Tiene mérito que España haya terminado el año 2013 como una de las potencias mundiales del turismo con una posición reforzada, tercer país por número de visitantes, segundo por ingresos. Hace años que España pertenece a la élite del turismo mundial por lo que reforzar esta condición no carecía de dificultades.

Hay mérito propio en este logro, aunque también han jugado factores ajenos que han empujado al alza nuestra envidiable posición en el escenario turístico mundial, básicamente la elevada conflictividad que viven algunos países del Mediterráneo, cuya oferta turística empezaba a erosionar el potencial de crecimiento de España como principal centro de atracción de la zona. Quizás les cueste algún tiempo recuperar la buena imagen, pero los conflictos internos en algunos países árabes no van a ser un colaborador permanente del sector turístico español, lo que invita a no dormir en los laureles sino por el contrario a reforzar la calidad y la diferenciación de la oferta hotelera que, en todo caso, ha vivido unos años de estancamiento de precios, lo que habrá contribuido a la fidelización de una buena parte de los colectivos que nos visitan.
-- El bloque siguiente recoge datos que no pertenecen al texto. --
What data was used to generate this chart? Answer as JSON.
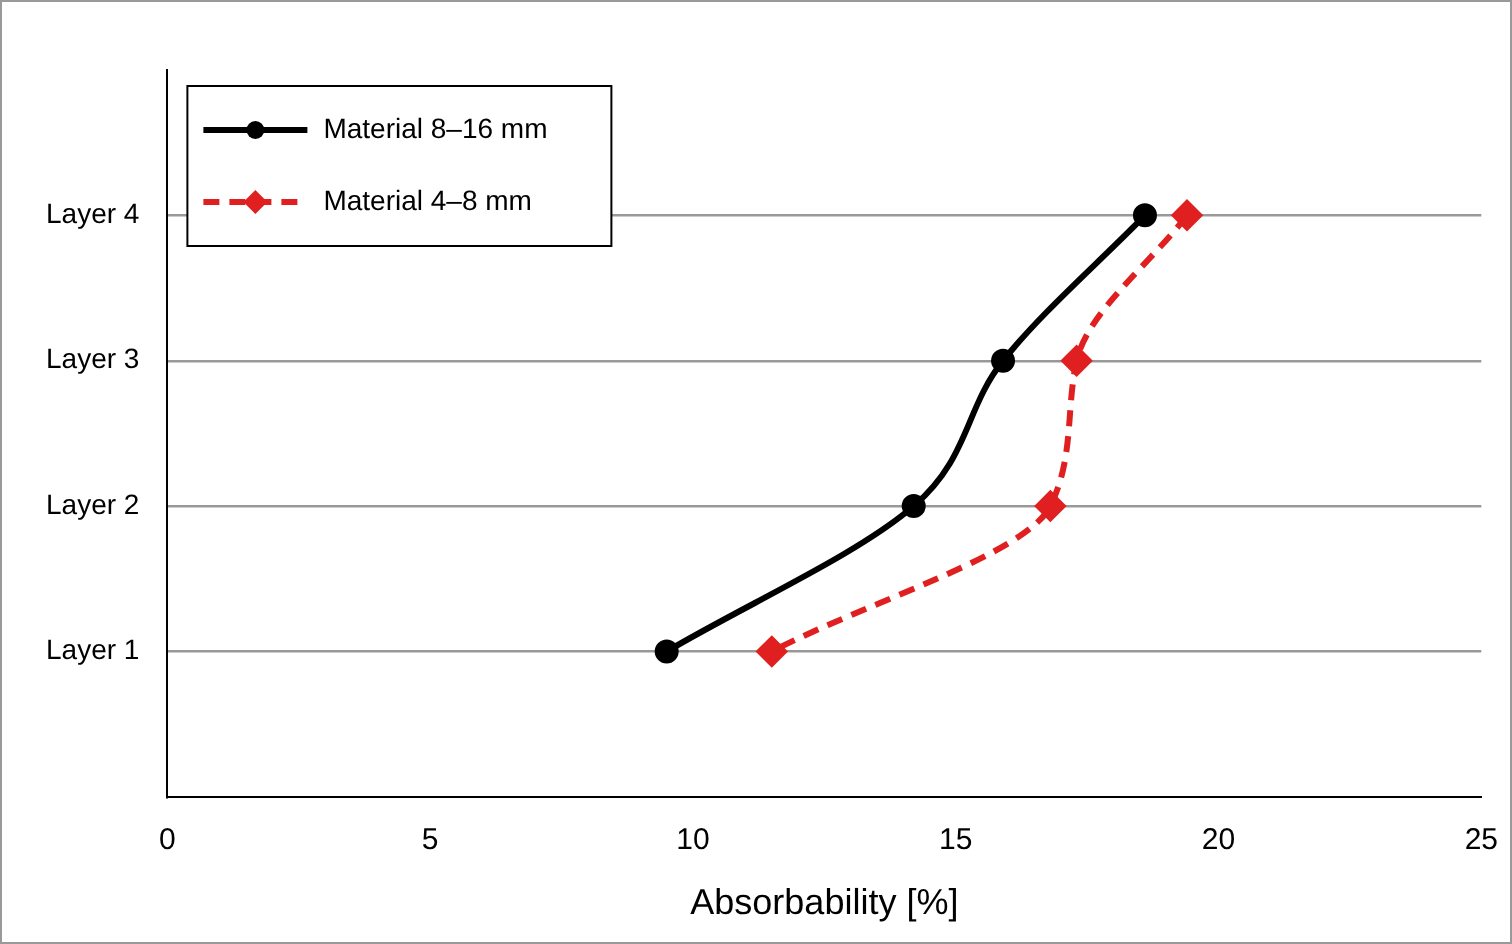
{
  "chart_data": {
    "type": "line",
    "orientation": "horizontal",
    "xlabel": "Absorbability [%]",
    "categories": [
      "Layer 4",
      "Layer 3",
      "Layer 2",
      "Layer 1"
    ],
    "series": [
      {
        "name": "Material 8–16 mm",
        "color": "#000000",
        "values": [
          18.6,
          15.9,
          14.2,
          9.5
        ],
        "marker": "circle",
        "line_style": "solid"
      },
      {
        "name": "Material 4–8 mm",
        "color": "#e02020",
        "values": [
          19.4,
          17.3,
          16.8,
          11.5
        ],
        "marker": "diamond",
        "line_style": "dashed"
      }
    ],
    "xlim": [
      0,
      25
    ],
    "xticks": [
      0,
      5,
      10,
      15,
      20,
      25
    ],
    "grid": "y",
    "legend": "top left"
  }
}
Es de suponer que la normalidad vuelva a estos países en los que su oferta turística se ha ido fortaleciendo con el paso de los años. A buen seguro que en el futuro van a representar un competidor a tener en cuenta. Superar, como parece que haremos este año (o quizás falta muy poco para lograrlo) la cifra de 60 millones de turistas, es todo un desafío para el sector, que ha logrado en el año 2013 alcanzar las mejores cifras de su historia tanto en número de visitantes como en ingresos turísticos, estimados, a falta de los datos de los dos últimos meses, en unos 45.000 millones de euros. En términos netos, el turismo extranjero habrá dejado este año unos 33.000 millones de euros tras descontar el gasto de los españoles en el exterior.

El mérito de estas cifras es considerable porque, si bien algunas razones explican la importancia de la ayuda recibida por la inestabilidad política de algunos de nuestros rivales, también es digno de tener en cuenta el hecho de que España forma parte de un bloque económico de países desarrollados, en el que la fortaleza de la divisa, el euro, ha puesto a prueba la consistencia del atractivo español para los visitantes extranjeros. Para los visitantes que no pertenecen a la Eurozona, visitar a España sigue costándoles bastante caro, incluso más que en años anteriores. A pesar de ello, el interés de los visitantes exteriores no ha decaído sino que ha ido en aumento.

El auge de las visitas de los turistas rusos y chinos, en la actualidad los que disponen de un mayor potencial de aumento del gasto, ha sido uno de los factores más decisivos a la hora de consolidar a la actividad turística como el principal aporte de que ha dispuesto la economía española durante el año 2013 para escapar de las garras de la recesión económica.

Este impulso ha coincidido con una situación interna caracterizada por la abundante oferta de inmuebles a precios altamente competitivos. Varios miles de turistas han adquirido una vivienda en España aprovechando las facilidades para acceder a una propiedad inmobiliaria en suelo español, que en algunos casos se convertirá en segunda residencia y en otros sencillamente en vivienda permanente para personas de mayor edad. En cualquier caso, el anclaje de estos visitantes en España es un argumento añadido para dar continuidad a la frecuencia de sus visitas futuras.